Amid the horrific terror attacks in Paris on Friday, Facebook activated its "Safety Check" tool to help people easily let friends and family known that they were safe. More than 4.1 million people used it.
While many lauded Safety Check for being a crucial communication tool, Facebook also drew criticism from those who noted that the company hadn't activated it after another tragic attack: The bombings in Beirut, Lebanon, that happened the day before.
The lack of activation seemed to point to a global compassion gap for terror victims in Europe versus those in Middle East.
In a post titled "From Beirut, This is Paris: In a World That Doesn't Care About Arab Lives," a Lebanese doctor named Elie Fares put the issue poignantly:
When my people died, no country bothered to lit up its landmarks in the colors of their flag. Even Facebook didn’t bother with making sure my people were marked safe, trivial as it may be.
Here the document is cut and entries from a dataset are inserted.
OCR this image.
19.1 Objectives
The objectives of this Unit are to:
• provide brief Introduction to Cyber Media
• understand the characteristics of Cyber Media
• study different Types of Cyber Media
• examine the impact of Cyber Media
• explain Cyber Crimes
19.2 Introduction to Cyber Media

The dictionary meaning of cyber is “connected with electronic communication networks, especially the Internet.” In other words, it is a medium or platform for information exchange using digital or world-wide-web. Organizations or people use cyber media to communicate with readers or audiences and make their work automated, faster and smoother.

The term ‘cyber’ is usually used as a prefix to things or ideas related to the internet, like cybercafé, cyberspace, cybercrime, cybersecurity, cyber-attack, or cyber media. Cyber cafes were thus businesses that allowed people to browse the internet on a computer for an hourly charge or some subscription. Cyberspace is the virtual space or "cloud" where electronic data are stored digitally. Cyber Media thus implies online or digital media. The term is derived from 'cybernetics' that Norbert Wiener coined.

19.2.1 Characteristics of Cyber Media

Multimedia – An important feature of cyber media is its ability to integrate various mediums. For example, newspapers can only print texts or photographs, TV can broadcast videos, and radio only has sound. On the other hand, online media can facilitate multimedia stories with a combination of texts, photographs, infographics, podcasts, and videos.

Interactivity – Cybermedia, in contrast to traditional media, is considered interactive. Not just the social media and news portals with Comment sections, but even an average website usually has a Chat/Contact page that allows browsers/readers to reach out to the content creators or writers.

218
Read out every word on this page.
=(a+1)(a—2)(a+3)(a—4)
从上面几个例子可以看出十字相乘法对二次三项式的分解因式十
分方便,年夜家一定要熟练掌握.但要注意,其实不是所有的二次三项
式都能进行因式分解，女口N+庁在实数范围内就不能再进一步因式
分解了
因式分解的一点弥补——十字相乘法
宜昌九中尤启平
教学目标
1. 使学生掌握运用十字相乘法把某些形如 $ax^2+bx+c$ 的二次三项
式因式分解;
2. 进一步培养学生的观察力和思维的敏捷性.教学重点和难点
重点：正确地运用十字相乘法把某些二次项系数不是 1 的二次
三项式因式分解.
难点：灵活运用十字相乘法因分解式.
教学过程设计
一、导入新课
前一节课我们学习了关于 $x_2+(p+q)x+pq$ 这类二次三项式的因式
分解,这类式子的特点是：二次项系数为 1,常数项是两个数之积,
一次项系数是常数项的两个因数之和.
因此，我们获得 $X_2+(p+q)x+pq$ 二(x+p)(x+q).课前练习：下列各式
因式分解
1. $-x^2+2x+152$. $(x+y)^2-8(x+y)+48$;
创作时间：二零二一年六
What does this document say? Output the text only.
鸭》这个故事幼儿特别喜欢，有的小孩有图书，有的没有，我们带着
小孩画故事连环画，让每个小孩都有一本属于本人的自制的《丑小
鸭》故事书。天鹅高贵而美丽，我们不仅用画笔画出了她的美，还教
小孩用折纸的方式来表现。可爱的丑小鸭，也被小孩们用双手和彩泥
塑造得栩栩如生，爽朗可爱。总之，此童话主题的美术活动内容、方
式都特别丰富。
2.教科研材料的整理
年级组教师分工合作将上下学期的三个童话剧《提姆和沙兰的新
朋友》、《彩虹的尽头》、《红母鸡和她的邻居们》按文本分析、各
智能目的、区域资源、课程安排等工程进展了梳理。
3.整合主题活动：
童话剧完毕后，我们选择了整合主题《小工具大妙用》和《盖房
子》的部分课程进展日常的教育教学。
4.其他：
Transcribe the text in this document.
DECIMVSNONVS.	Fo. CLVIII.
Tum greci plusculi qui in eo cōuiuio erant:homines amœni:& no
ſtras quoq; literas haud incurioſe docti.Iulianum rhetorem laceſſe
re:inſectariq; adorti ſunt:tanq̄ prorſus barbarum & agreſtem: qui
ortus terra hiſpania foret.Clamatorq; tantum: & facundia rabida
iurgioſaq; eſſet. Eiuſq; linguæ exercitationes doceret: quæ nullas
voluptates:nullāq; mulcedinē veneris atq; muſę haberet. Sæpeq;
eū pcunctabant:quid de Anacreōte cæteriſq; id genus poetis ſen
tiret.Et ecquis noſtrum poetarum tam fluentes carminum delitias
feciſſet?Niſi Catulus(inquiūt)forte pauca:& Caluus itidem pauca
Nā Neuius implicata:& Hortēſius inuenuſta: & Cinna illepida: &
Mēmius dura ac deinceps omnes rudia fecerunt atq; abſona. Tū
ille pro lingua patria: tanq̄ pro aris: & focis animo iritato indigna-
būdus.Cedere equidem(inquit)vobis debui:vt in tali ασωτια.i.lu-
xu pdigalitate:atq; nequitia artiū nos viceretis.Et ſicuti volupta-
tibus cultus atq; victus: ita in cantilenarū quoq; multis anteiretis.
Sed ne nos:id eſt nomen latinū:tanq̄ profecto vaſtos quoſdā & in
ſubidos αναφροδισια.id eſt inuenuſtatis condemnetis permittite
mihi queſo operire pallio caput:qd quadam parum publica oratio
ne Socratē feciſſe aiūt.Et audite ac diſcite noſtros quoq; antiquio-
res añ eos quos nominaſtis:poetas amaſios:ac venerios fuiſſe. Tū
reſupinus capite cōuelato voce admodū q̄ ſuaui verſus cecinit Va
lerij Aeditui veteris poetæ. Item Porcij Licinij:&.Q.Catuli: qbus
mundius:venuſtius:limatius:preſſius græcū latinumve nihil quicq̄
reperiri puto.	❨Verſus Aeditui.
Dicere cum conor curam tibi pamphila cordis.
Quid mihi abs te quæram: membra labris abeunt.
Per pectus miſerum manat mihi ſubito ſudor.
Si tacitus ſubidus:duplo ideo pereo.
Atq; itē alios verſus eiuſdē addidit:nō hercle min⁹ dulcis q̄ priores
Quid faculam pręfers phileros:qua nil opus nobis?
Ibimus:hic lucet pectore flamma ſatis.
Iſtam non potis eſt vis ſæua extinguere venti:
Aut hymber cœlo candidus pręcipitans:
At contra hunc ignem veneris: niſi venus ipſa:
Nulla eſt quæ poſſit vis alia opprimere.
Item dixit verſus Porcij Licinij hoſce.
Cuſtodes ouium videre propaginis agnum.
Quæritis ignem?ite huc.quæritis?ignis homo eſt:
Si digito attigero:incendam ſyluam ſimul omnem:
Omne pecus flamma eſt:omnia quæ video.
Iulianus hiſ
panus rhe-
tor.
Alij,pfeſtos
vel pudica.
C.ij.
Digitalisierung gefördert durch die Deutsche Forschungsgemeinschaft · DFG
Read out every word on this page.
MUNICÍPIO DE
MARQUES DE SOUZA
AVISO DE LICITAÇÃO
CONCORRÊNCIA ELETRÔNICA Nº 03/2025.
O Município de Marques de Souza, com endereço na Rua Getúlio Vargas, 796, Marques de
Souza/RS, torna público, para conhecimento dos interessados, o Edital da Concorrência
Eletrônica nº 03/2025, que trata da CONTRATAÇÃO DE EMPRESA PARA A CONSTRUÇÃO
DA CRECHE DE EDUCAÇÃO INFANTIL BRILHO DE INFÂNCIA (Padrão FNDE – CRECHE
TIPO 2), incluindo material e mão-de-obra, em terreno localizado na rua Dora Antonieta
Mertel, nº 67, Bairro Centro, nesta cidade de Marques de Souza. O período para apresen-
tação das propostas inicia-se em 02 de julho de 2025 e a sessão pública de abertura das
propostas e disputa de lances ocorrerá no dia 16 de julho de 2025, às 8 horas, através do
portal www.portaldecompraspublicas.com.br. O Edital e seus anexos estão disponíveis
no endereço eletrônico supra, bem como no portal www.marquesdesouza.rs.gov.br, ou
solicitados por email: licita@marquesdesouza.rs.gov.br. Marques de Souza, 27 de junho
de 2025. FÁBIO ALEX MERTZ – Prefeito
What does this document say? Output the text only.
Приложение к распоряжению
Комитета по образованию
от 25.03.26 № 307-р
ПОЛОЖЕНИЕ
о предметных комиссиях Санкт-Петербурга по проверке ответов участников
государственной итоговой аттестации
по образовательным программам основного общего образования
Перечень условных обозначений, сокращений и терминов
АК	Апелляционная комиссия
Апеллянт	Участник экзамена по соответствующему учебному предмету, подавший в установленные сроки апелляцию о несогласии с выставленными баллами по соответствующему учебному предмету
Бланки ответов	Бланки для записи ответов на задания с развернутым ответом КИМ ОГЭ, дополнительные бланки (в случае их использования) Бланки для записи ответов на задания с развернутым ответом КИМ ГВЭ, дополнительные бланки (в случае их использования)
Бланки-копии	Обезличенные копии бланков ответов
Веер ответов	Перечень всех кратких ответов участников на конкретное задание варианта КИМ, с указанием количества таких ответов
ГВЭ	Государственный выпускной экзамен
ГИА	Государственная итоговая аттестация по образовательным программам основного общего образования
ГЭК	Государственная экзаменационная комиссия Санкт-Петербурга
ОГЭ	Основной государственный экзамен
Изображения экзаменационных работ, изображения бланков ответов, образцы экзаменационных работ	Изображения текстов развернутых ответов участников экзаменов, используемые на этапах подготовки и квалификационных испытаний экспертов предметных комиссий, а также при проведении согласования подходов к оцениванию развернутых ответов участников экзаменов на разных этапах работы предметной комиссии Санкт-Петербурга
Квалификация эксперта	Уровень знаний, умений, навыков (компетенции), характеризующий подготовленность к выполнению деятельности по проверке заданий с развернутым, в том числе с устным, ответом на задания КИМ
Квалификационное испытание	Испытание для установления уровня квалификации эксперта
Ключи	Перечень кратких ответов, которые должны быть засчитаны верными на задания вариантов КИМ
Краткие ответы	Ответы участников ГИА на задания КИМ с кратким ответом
So here’s your Facebook safety check: we’ve, as of now, survived all of Beirut’s terrorist attacks.
Facebook CEO Mark Zuckerberg addressed the topic in a Facebook post:
"Many people have rightfully asked why we turned on Safety Check for Paris but not for bombings in Beirut and other places," Zuckerberg wrote. "Until yesterday, our policy was only to activate Safety Check for natural disasters. We just changed this and now plan to activate Safety Check for more human disasters going forward as well."
Facebook had enabled the tool only five times since launching it in October 2014, with all previous usage occurring around events like earthquakes and tsunamis.
"Thank you to everyone who has reached out with questions and concerns about this," Zuckerberg continued. "You are right that there are many other important conflicts in the world. We care about all people equally, and we will work hard to help people suffering in as many of these situations as we can."
Another Facebook exec--VP of user acquisition and retention, Alex Schultz--elaborated on Zuckerberg's point in his own post.
He said that the site would continue to make Safety Check better and more effective.
"During an ongoing crisis, like war or epidemic, Safety Check in its current form is not that useful for people: because there isn't a clear start or end point and, unfortunately, it's impossible to know when someone is truly 'safe,'" he wrote.
The company is still trying to understand how the tool should best be deployed.
"This activation will change our policy around Safety Check and when we activate it for other serious and tragic incidents in the future," he said. "We want this tool to be available whenever and wherever it can help."